Romero returned from a thirteen-year self-imposed exile in New Zealand on May 9 but didn't seem surprised when she was greeted at DIA by the police, says Detective Dennis Chavez, an officer with the airport's narcotics task force. "She kind of gave up," he says. A friend of Chavez's, who works for U.S. Customs, tipped him off after Romero arrived in Los Angeles, where she left her two children with a sister. "She said she knew we'd be waiting for her. She looked pretty drained; she was down to 92 pounds, and she fell asleep in the holding cell."

In 1983, at a time when the economy was sunk, Schlaks placed ads in local newspapers promising tempting returns on investments in development projects in Colorado and New Mexico through his company, First Territorial Mortgage. But the company was nothing more than a front for a Ponzi scheme, and the land in which the mostly middle-aged and elderly people were investing wasn't even suitable for development ("Take the Money and Run," February 3).

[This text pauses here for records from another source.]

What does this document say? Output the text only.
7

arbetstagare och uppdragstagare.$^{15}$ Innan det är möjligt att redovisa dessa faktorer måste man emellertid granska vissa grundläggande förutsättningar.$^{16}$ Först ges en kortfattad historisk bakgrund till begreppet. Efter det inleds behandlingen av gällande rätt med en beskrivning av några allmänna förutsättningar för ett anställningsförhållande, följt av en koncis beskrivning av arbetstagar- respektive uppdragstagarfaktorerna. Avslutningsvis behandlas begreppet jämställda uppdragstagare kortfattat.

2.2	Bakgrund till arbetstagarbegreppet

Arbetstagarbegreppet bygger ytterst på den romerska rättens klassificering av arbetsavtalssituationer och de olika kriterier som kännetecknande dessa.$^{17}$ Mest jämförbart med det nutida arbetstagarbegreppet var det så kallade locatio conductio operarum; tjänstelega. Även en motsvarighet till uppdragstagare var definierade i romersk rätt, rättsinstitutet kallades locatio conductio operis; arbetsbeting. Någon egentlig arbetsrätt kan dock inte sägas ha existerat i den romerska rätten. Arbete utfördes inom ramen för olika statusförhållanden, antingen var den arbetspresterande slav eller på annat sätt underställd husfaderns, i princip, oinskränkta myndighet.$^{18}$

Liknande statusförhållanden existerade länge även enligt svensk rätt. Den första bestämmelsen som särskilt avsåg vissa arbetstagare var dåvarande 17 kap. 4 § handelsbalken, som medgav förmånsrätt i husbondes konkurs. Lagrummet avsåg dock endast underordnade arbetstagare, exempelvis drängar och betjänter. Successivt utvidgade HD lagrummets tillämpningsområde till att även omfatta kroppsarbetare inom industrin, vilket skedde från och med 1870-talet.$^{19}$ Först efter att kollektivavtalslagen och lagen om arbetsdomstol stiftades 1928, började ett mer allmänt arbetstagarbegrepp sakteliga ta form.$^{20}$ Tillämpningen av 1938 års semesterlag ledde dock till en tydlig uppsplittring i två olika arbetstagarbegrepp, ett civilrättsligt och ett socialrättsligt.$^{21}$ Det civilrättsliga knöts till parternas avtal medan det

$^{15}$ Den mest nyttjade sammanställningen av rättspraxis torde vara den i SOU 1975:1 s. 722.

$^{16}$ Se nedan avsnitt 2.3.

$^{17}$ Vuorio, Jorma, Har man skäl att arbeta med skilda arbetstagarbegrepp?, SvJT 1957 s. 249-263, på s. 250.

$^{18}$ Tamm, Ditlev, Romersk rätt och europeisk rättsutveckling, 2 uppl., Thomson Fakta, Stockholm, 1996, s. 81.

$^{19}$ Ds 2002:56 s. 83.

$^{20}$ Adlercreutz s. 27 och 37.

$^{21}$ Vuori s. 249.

Nevertheless, Schlaks fooled them for several months by using money from new investors to pay the interest due to others.

Phil Feigin, Colorado's then-deputy securities commissioner, saw the ads and began investigating First Territorial Mortgage. Schlaks and Romero fled to Florida and eventually to New Zealand, where they lived until the Colorado Attorney General's Office extradited Schlaks in January 1999. Upon his return to Denver, Schlaks pleaded guilty to one count of theft and one count of securities fraud; on December 17, 1999, he was sentenced to four years in prison (which was reduced to 34 months for the time he had already served) and twelve years of probation. Schlaks was also ordered to pay his eight surviving victims $306,000 in restitution.

Romero, whom authorities regarded as an accomplice to the scam and who was named as a co-defendant in the case against Schlaks, was stranded in New Zealand. She couldn't apply for residency in New Zealand because of the outstanding warrant for her arrest, nor could she return to the United States without being arrested. She couldn't go to another country, either, because her passport had expired. "She's a woman without a country," Victor Reichman, a senior assistant attorney general, told Westword in an earlier interview. Prosecutors in the attorney general's office were content to leave it that way; after all, they said, they didn't want to go through another international extradition.

Instead, Romero came to them. After Chavez arrested her, he says, he felt sorry for her because of her physical condition and gave her a can of Lipton iced tea. He knew she'd been away from the United States for a long time when she said, "Wow, they make this in a can now?"

Currently in Denver County Jail on $100,000 bond, Romero faces nine felony counts of securities fraud, theft and racketeering. If convicted, she could spend up to twelve years in prison. A trial date has not been set.